Hon Speaker, the Youth Employment Accord is a good summary of the multipronged strategy on youth employment. It identifies six key areas of support for youth employment, and they are the following: firstly, improving education and training opportunities so that we provide the basis for lifelong employability; secondly, work exposure through job placement schemes and internships to provide young people with their first experience of working life; thirdly, youth targets set aside in particular industries, especially in growing industries such as public infrastructure, construction, the green economy and business process services so that these become youth centred industries; fourthly, large-scale youth brigades in the context of existing public employment schemes to integrate many efforts of government and to provide the bridge between unemployment and permanent employment; fifthly, increased support for youth entrepreneurship and youth co-operatives to empower youth to run enterprises and create jobs; and lastly, work with the private sector to expand the intake of young people so that the responsibility to ensure that we use the talent of young people is carried by both the private and public sectors.
Given time constraints, I can only provide some examples of progress against our commitment in the accord. I draw attention to the Presidential Youth Indaba that was held over the weekend, where a more detailed and comprehensive report on progress was given. The first two pillars, education and training, with stronger job placement and internships, are central to government's overall programme of investment in our young people.
It is only possible to mention some highlights. To start with, the new White Paper on Higher Education and Training and Further Education and Training promises to more than double the number of young people in the further education and training, FET, colleges and universities over the coming 15 years, as well as strengthening lifelong learning through new community colleges.
Over the past two years, accommodation for more than 4 200 students has been completed at universities. Two new universities and 12 new campuses for the FET colleges are under construction, making it the biggest new university and FET college building programme in the past 30 years.
In line with education and skills support, government is forging closer ties between enterprises, especially state-owned companies and the education and training system. To give just one example, Transnet has acquired R175 million from the National Skills Fund to train an additional 1 000 artisan trainees for the national pool over three years, starting in October last year.

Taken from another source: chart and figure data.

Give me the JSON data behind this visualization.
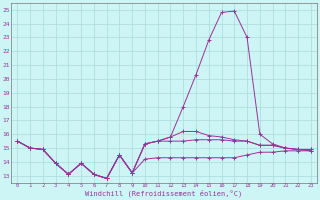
{
  "x": [
    0,
    1,
    2,
    3,
    4,
    5,
    6,
    7,
    8,
    9,
    10,
    11,
    12,
    13,
    14,
    15,
    16,
    17,
    18,
    19,
    20,
    21,
    22,
    23
  ],
  "line1": [
    15.5,
    15.0,
    14.9,
    13.9,
    13.1,
    13.9,
    13.1,
    12.8,
    14.5,
    13.2,
    14.2,
    14.3,
    14.3,
    14.3,
    14.3,
    14.3,
    14.3,
    14.3,
    14.5,
    14.7,
    14.7,
    14.8,
    14.8,
    14.8
  ],
  "line2": [
    15.5,
    15.0,
    14.9,
    13.9,
    13.1,
    13.9,
    13.1,
    12.8,
    14.5,
    13.2,
    15.3,
    15.5,
    15.5,
    15.5,
    15.6,
    15.6,
    15.6,
    15.5,
    15.5,
    15.2,
    15.2,
    15.0,
    14.9,
    14.9
  ],
  "line3": [
    15.5,
    15.0,
    14.9,
    13.9,
    13.1,
    13.9,
    13.1,
    12.8,
    14.5,
    13.2,
    15.3,
    15.5,
    15.8,
    16.2,
    16.2,
    15.9,
    15.8,
    15.6,
    15.5,
    15.2,
    15.2,
    15.0,
    14.9,
    14.9
  ],
  "line4": [
    15.5,
    15.0,
    14.9,
    13.9,
    13.1,
    13.9,
    13.1,
    12.8,
    14.5,
    13.2,
    15.3,
    15.5,
    15.8,
    18.0,
    20.3,
    22.8,
    24.8,
    24.9,
    23.0,
    16.0,
    15.3,
    15.0,
    14.9,
    14.8
  ],
  "bg_color": "#cef5f5",
  "grid_color": "#aadada",
  "line_color": "#993399",
  "ylabel_ticks": [
    13,
    14,
    15,
    16,
    17,
    18,
    19,
    20,
    21,
    22,
    23,
    24,
    25
  ],
  "xlabel": "Windchill (Refroidissement éolien,°C)",
  "ylim": [
    12.5,
    25.5
  ],
  "xlim": [
    -0.5,
    23.5
  ]
}
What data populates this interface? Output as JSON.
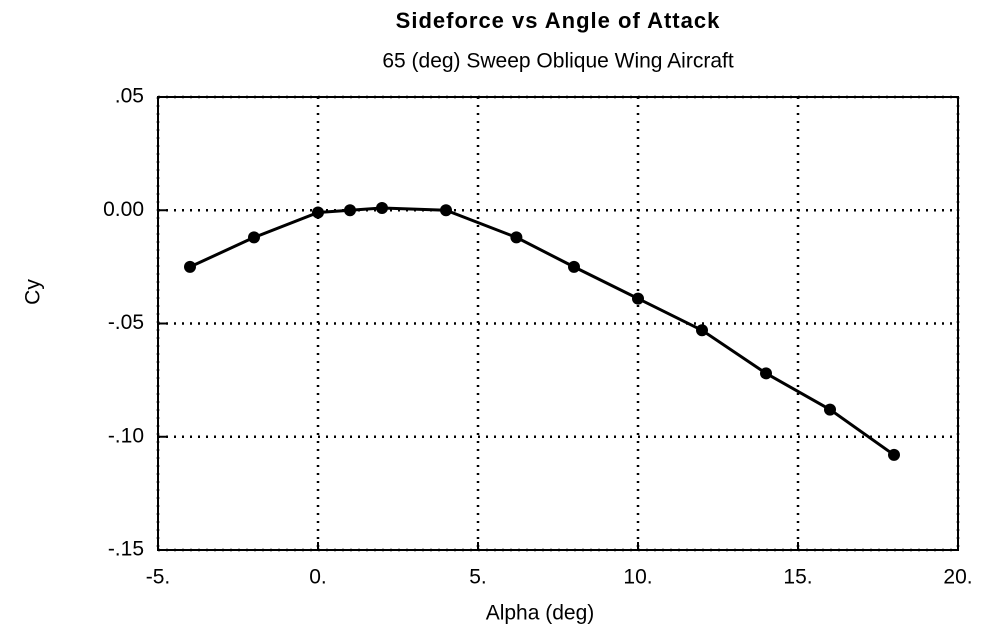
{
  "chart_data": {
    "type": "line",
    "title": "Sideforce vs Angle of Attack",
    "subtitle": "65 (deg) Sweep Oblique Wing Aircraft",
    "x_label": "Alpha (deg)",
    "y_label": "Cy",
    "x": [
      -4,
      -2,
      0,
      1,
      2,
      4,
      6.2,
      8,
      10,
      12,
      14,
      16,
      18
    ],
    "series": [
      {
        "color": "#000000",
        "values": [
          -0.025,
          -0.012,
          -0.001,
          0,
          0.001,
          0,
          -0.012,
          -0.025,
          -0.039,
          -0.053,
          -0.072,
          -0.088,
          -0.108
        ]
      }
    ],
    "xlim": [
      -5,
      20
    ],
    "ylim": [
      -0.15,
      0.05
    ],
    "xticks": [
      {
        "value": -5,
        "label": "-5."
      },
      {
        "value": 0,
        "label": "0."
      },
      {
        "value": 5,
        "label": "5."
      },
      {
        "value": 10,
        "label": "10."
      },
      {
        "value": 15,
        "label": "15."
      },
      {
        "value": 20,
        "label": "20."
      }
    ],
    "yticks": [
      {
        "value": 0.05,
        "label": ".05"
      },
      {
        "value": 0,
        "label": "0.00"
      },
      {
        "value": -0.05,
        "label": "-.05"
      },
      {
        "value": -0.1,
        "label": "-.10"
      },
      {
        "value": -0.15,
        "label": "-.15"
      }
    ],
    "grid": true
  }
}
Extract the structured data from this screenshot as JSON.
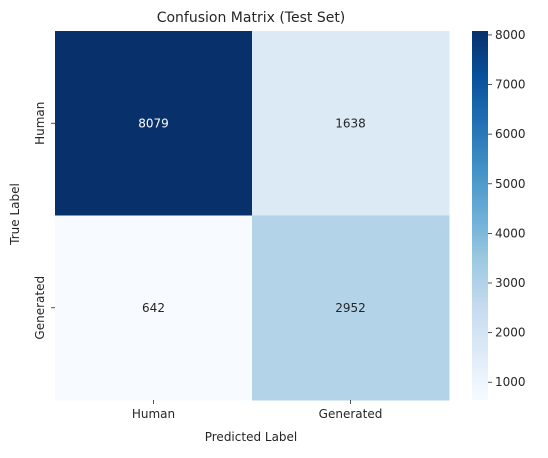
{
  "chart_data": {
    "type": "heatmap",
    "title": "Confusion Matrix (Test Set)",
    "xlabel": "Predicted Label",
    "ylabel": "True Label",
    "x_categories": [
      "Human",
      "Generated"
    ],
    "y_categories": [
      "Human",
      "Generated"
    ],
    "values": [
      [
        8079,
        1638
      ],
      [
        642,
        2952
      ]
    ],
    "colormap": "Blues",
    "colorbar": {
      "min": 642,
      "max": 8079,
      "ticks": [
        1000,
        2000,
        3000,
        4000,
        5000,
        6000,
        7000,
        8000
      ]
    },
    "colors": {
      "dark_text": "#262626",
      "light_text": "#ffffff"
    }
  }
}
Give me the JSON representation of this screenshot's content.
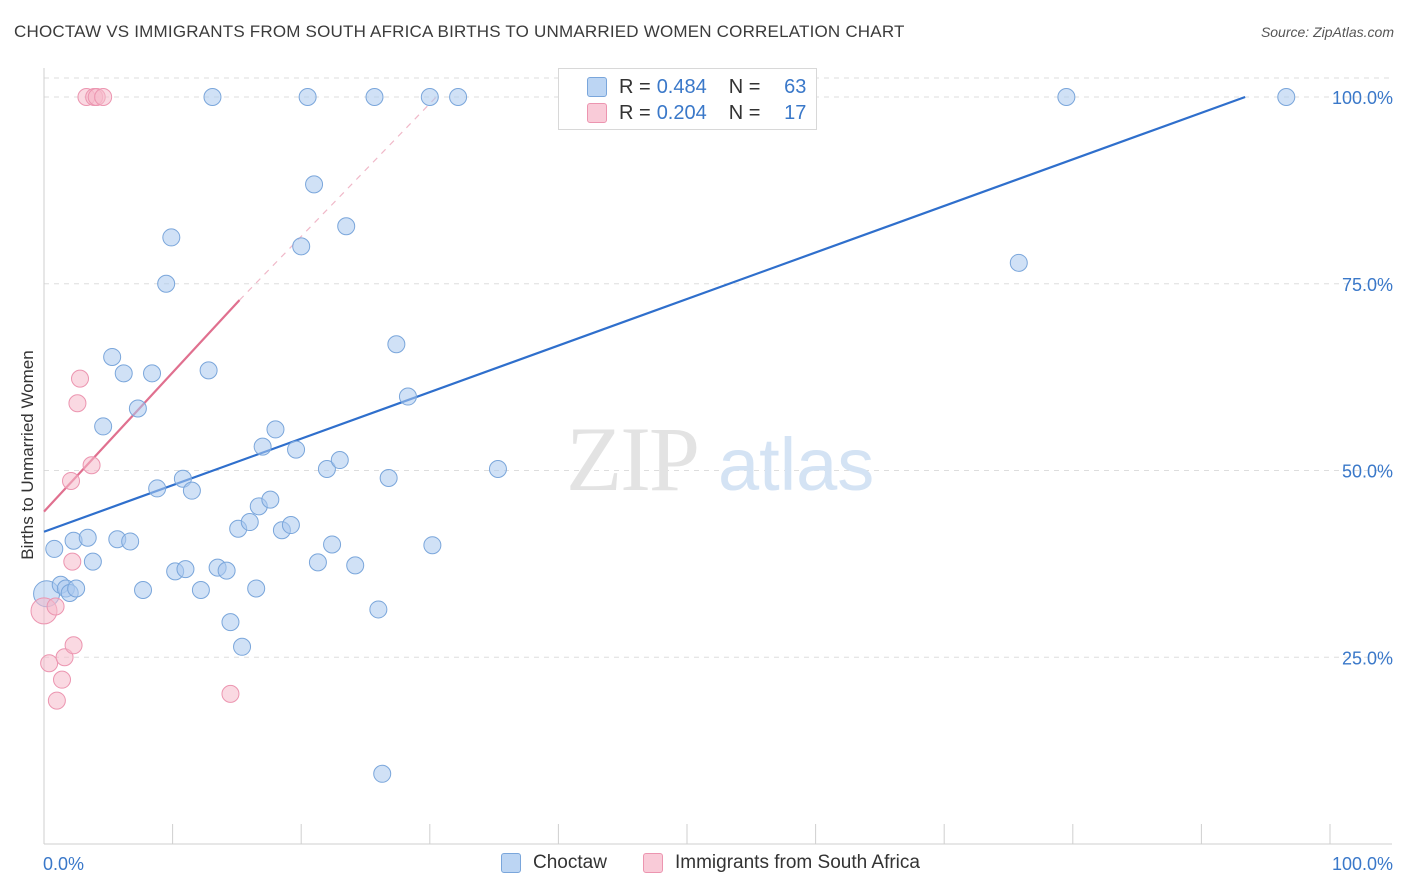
{
  "title": "CHOCTAW VS IMMIGRANTS FROM SOUTH AFRICA BIRTHS TO UNMARRIED WOMEN CORRELATION CHART",
  "source": "Source: ZipAtlas.com",
  "watermark": {
    "zip": "ZIP",
    "atlas": "atlas"
  },
  "legend_top": {
    "rows": [
      {
        "r_label": "R =",
        "r_value": "0.484",
        "n_label": "N =",
        "n_value": "63"
      },
      {
        "r_label": "R =",
        "r_value": "0.204",
        "n_label": "N =",
        "n_value": "17"
      }
    ]
  },
  "legend_bottom": {
    "items": [
      "Choctaw",
      "Immigrants from South Africa"
    ]
  },
  "colors": {
    "choctaw_fill": "#a9c8ef",
    "choctaw_stroke": "#7aa6db",
    "choctaw_line": "#2f6fcc",
    "sa_fill": "#f6b9cb",
    "sa_stroke": "#ec95b0",
    "sa_line": "#e0708f",
    "grid": "#dddddd",
    "tick_label": "#3a78c9"
  },
  "chart_data": {
    "type": "scatter",
    "title": "CHOCTAW VS IMMIGRANTS FROM SOUTH AFRICA BIRTHS TO UNMARRIED WOMEN CORRELATION CHART",
    "xlabel": "",
    "ylabel": "Births to Unmarried Women",
    "xlim": [
      0,
      100
    ],
    "ylim": [
      0,
      102.5
    ],
    "x_tick_labels": [
      "0.0%",
      "100.0%"
    ],
    "y_ticks": [
      25,
      50,
      75,
      100
    ],
    "y_tick_labels": [
      "25.0%",
      "50.0%",
      "75.0%",
      "100.0%"
    ],
    "grid": true,
    "series": [
      {
        "name": "Choctaw",
        "r": 0.484,
        "n": 63,
        "trend": {
          "x0": 0,
          "y0": 41.8,
          "x1": 93.4,
          "y1": 100
        },
        "points": [
          [
            0.2,
            33.5
          ],
          [
            0.8,
            39.5
          ],
          [
            1.3,
            34.7
          ],
          [
            1.7,
            34.2
          ],
          [
            2.0,
            33.6
          ],
          [
            2.3,
            40.6
          ],
          [
            2.5,
            34.2
          ],
          [
            3.4,
            41.0
          ],
          [
            3.8,
            37.8
          ],
          [
            4.6,
            55.9
          ],
          [
            5.3,
            65.2
          ],
          [
            5.7,
            40.8
          ],
          [
            6.2,
            63.0
          ],
          [
            6.7,
            40.5
          ],
          [
            7.3,
            58.3
          ],
          [
            7.7,
            34.0
          ],
          [
            8.4,
            63.0
          ],
          [
            8.8,
            47.6
          ],
          [
            9.5,
            75.0
          ],
          [
            9.9,
            81.2
          ],
          [
            10.2,
            36.5
          ],
          [
            10.8,
            48.9
          ],
          [
            11.0,
            36.8
          ],
          [
            11.5,
            47.3
          ],
          [
            12.2,
            34.0
          ],
          [
            12.8,
            63.4
          ],
          [
            13.1,
            100.0
          ],
          [
            13.5,
            37.0
          ],
          [
            14.2,
            36.6
          ],
          [
            14.5,
            29.7
          ],
          [
            15.1,
            42.2
          ],
          [
            15.4,
            26.4
          ],
          [
            16.0,
            43.1
          ],
          [
            16.5,
            34.2
          ],
          [
            16.7,
            45.2
          ],
          [
            17.0,
            53.2
          ],
          [
            17.6,
            46.1
          ],
          [
            18.0,
            55.5
          ],
          [
            18.5,
            42.0
          ],
          [
            19.2,
            42.7
          ],
          [
            19.6,
            52.8
          ],
          [
            20.0,
            80.0
          ],
          [
            20.5,
            100.0
          ],
          [
            21.0,
            88.3
          ],
          [
            21.3,
            37.7
          ],
          [
            22.0,
            50.2
          ],
          [
            22.4,
            40.1
          ],
          [
            23.0,
            51.4
          ],
          [
            23.5,
            82.7
          ],
          [
            24.2,
            37.3
          ],
          [
            25.7,
            100.0
          ],
          [
            26.0,
            31.4
          ],
          [
            26.3,
            9.4
          ],
          [
            26.8,
            49.0
          ],
          [
            27.4,
            66.9
          ],
          [
            28.3,
            59.9
          ],
          [
            30.0,
            100.0
          ],
          [
            30.2,
            40.0
          ],
          [
            32.2,
            100.0
          ],
          [
            35.3,
            50.2
          ],
          [
            75.8,
            77.8
          ],
          [
            79.5,
            100.0
          ],
          [
            96.6,
            100.0
          ]
        ]
      },
      {
        "name": "Immigrants from South Africa",
        "r": 0.204,
        "n": 17,
        "trend": {
          "x0": 0,
          "y0": 44.5,
          "x1": 15.2,
          "y1": 72.8,
          "dash_x1": 30.5,
          "dash_y1": 100
        },
        "points": [
          [
            0.0,
            31.2
          ],
          [
            0.4,
            24.2
          ],
          [
            0.9,
            31.8
          ],
          [
            1.0,
            19.2
          ],
          [
            1.4,
            22.0
          ],
          [
            1.6,
            25.0
          ],
          [
            2.1,
            48.6
          ],
          [
            2.2,
            37.8
          ],
          [
            2.3,
            26.6
          ],
          [
            2.6,
            59.0
          ],
          [
            2.8,
            62.3
          ],
          [
            3.3,
            100.0
          ],
          [
            3.7,
            50.7
          ],
          [
            3.9,
            100.0
          ],
          [
            4.1,
            100.0
          ],
          [
            4.6,
            100.0
          ],
          [
            14.5,
            20.1
          ]
        ]
      }
    ]
  }
}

I have been informed by the Department of Economic Development, which is tasked with the responsibility to monitor youth employment trends, that in terms of enterprise development, in April 2013 the Industrial Development Corporation, IDC, set aside R1 billion for youth entrepreneurship programmes. As of December 2013, the total cumulative financing for youth- owned enterprises by the IDC came to R67 million in that financial year.
The Small Enterprise Finance Agency Sefa, allocated R1,7 billion for youth entrepreneurs. Funding for youth-linked projects worth R126 million has been dispersed by Sefa through its agencies. Both the IDC and Sefa are now working closely with the National Youth Development Agency, NYDA, to publicise the fund among young people. For the period from April to September, the NYDA spent R21,8 million on its youth enterprise projects, benefiting about 16 000 young people.
Specific examples are provinces such as Gauteng, which procured goods and services worth over R425 million from youth enterprises, impacting on a total of 5 105 youths as of June. Mpumalanga spent R1,4 million to support five co-operatives with 1 300 members. The Eastern Cape provided R24 million to 129 small and medium enterprises, SMEs, and trained 34 throughout to the end of 2013.
With regard to set-asides for youth in fast growing industries, the Minister of Trade and Industry recently issued a directive to the Business Process Services Sector to ensure that 80% of jobs will go to the youth in the future. The Presidential Infrastructure Co-ordinating Commission, PICC, survey of 20 major projects recorded over 43 000 youth jobs with over 15 000 employed in Kusile and Medupi alone. Youth brigades will build on existing public ... [Time expired.]